PMDH1 and PMDH2 recycle NAD⁺ in the peroxisome (Pracharoenwattana et al. 2007). Interestingly, pmdh1 mutants and the pmdh1-1 pmdh2-1 double mutant were resistant to 2,4-DB but sensitive to IBA (Figure 5D). This result suggests that IBA-to-IAA conversion may be less dependent on NAD⁺ than fatty acid or 2,4-DB β-oxidation. In fatty acid β-oxidation, the MFP2 dehydrogenase step uses NAD⁺ (Figure 1). Our mfp2 mutants and previously characterized mfp2 mutants do not show strong IBA resistance (Figure 7E; Rylott et al. 2006). Instead, the dehydrogenase step of IBA β-oxidation might be catalyzed by IBR1, which contains a Rossmann fold that might bind NAD⁺, NADP⁺, or FAD (Zolman et al. 2008). The specific cofactor requirements of IBR1 have not been reported.

Conclusions

In summary, this microscopy-based screen recovered a suite of mutants providing insight into peroxisomal pathways. Our screen underscored the connection between peroxisome position (near oil bodies) and function (fatty acid β-oxidation) during seedling establishment. We detected matrix protein import defects in a subset of fatty acid β-oxidation mutants. Because many of the mutants delayed but did not eliminate lipid mobilization, many would not have been recovered had we screened earlier or later in development. Indeed, a previous screen for aberrant peroxisome morphology recovered drp3a (Mano et al. 2004), lon2 (Goto-Yamada et al. 2014), and pxn (Mano et al. 2011) alleles, which we also found, but did not report the metabolic mutants that made up the bulk of our isolates.

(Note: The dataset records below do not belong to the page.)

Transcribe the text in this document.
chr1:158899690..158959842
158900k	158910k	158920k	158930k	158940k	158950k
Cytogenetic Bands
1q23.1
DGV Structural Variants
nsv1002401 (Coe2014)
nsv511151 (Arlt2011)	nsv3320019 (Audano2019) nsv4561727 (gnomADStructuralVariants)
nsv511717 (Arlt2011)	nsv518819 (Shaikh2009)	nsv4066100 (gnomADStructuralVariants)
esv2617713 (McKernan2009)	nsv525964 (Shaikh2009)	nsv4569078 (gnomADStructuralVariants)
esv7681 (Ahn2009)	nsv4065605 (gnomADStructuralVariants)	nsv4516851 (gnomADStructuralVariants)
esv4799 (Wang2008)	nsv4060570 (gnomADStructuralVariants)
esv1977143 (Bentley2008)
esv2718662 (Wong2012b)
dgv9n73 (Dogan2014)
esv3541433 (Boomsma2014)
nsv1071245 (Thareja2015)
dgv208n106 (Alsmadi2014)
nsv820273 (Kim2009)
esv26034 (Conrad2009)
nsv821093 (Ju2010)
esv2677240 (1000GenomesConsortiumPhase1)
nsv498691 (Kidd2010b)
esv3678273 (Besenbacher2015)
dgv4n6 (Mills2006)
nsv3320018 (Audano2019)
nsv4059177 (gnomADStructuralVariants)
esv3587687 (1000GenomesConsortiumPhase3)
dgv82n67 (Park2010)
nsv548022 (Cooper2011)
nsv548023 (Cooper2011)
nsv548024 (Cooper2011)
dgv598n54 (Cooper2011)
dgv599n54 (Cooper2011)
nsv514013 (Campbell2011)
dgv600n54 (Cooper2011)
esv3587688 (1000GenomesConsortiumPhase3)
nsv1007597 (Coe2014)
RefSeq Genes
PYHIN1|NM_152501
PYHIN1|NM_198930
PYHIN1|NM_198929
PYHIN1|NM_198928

The depth of screening allowed recovery of multiple mutations in 10 of the 15 genes uncovered (Table 1), including mutants defective in the major seedling isoforms of most enzymes implicated in seedling fatty acid mobilization (Figure 1), mutants in a gene not previously implicated in oil body mobilization (PME31), and mutants not previously recovered in forward-genetic screens (acx2). We recovered not only null alleles but also partial loss-of-function alleles (ped1-4, icl-3, icl-4, and lon2-9) that confer phenotypes distinct from the corresponding null alleles and may aid in future structure-function analyses. This mutant collection will provide useful tools to address nuanced questions about peroxisomal processes in the future.